In conclusion, our main finding was a remarkably contrasting incidence pattern for thyroid and lung cancer in Toronto women. This research highlights how contrasting spatial variation of incidence rates of different malignancies (such as thyroid and lung), may be relevant to explore in understanding the underlying mechanisms of susceptibility and causative factors associated with their incidence.
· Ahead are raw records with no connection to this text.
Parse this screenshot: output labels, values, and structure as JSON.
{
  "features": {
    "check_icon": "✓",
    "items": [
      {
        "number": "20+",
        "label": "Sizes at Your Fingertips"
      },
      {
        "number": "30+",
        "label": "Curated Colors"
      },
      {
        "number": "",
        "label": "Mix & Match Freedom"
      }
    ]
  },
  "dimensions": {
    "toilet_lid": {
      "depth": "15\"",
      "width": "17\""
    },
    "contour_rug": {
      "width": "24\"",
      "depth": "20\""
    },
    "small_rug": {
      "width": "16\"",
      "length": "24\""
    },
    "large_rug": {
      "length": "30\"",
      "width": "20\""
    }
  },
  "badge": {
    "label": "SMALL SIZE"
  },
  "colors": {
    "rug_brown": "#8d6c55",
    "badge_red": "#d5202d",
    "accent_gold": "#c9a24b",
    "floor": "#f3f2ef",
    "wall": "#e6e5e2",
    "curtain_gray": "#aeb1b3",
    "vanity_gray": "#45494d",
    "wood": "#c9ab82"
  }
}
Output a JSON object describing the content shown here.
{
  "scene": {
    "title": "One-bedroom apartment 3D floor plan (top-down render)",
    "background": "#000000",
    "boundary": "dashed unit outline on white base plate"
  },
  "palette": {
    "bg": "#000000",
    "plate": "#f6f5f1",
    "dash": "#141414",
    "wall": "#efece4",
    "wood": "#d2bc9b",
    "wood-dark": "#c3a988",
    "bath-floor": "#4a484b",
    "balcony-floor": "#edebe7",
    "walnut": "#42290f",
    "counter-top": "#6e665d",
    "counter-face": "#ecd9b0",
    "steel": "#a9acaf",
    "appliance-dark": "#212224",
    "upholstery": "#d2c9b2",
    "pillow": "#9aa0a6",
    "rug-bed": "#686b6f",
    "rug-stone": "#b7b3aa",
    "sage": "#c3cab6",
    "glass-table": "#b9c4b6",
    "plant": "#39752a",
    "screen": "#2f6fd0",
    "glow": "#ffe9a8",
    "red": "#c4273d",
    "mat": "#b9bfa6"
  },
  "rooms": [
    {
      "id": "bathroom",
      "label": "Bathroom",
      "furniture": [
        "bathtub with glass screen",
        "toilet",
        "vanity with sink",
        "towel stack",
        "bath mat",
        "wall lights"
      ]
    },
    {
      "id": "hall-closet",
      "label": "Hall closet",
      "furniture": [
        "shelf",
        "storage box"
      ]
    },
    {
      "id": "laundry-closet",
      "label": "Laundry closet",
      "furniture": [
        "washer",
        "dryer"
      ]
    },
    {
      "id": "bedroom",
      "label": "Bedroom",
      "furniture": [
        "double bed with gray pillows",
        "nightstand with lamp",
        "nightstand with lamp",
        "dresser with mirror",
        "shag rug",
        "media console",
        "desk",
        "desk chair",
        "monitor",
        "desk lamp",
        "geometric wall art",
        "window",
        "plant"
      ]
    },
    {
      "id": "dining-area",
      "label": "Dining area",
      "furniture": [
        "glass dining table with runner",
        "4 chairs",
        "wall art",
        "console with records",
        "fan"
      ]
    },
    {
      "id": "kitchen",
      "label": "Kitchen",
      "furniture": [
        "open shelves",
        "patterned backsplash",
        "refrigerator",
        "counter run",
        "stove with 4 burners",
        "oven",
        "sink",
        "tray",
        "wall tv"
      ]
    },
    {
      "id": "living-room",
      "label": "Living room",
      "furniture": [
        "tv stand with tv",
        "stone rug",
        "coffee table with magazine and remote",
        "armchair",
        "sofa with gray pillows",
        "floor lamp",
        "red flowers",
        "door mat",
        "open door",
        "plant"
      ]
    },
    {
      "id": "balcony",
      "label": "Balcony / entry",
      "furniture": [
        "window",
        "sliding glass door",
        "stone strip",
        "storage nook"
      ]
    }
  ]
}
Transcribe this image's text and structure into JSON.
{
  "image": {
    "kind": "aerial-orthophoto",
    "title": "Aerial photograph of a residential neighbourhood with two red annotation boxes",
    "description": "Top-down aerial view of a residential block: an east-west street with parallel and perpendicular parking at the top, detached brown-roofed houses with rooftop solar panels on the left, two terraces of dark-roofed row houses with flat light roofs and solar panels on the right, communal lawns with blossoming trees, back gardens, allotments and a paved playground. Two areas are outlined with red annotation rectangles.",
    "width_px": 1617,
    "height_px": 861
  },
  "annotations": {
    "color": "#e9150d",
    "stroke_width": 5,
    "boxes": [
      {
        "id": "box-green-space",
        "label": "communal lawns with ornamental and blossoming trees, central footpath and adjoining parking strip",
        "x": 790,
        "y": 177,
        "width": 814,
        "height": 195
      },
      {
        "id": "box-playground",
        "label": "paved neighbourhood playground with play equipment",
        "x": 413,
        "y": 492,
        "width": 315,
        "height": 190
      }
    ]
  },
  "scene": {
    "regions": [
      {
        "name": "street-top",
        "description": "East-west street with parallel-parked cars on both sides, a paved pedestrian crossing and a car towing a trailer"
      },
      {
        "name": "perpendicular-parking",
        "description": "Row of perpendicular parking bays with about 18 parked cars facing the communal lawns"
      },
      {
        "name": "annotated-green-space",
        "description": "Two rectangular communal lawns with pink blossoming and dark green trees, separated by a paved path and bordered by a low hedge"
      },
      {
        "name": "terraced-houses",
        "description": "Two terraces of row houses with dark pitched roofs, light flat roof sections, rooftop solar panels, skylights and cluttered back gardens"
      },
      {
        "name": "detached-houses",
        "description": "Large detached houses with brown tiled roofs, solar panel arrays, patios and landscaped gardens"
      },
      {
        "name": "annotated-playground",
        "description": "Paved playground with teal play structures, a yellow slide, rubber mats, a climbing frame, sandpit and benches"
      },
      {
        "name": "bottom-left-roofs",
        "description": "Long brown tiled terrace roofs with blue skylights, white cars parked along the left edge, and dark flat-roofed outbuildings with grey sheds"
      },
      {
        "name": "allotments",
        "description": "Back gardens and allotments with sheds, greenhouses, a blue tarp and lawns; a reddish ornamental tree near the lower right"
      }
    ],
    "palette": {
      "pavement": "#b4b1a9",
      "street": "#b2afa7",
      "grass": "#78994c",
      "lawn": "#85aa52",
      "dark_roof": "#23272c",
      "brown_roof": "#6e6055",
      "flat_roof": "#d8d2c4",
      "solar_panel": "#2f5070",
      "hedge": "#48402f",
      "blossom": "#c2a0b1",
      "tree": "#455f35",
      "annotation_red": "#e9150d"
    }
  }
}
Furthermore, the spatial analyses presented herein exemplify a cost-efficient means to account for important confounders in conducting exploratory causation research for human malignancies. In future research, information on social, genetic, and reporting effects should be taken into account in detailed spatial and individual-level analyses, to better inform our understanding of the incidence patterns and possible causative or preventative factors, in the development of thyroid and lung malignancies.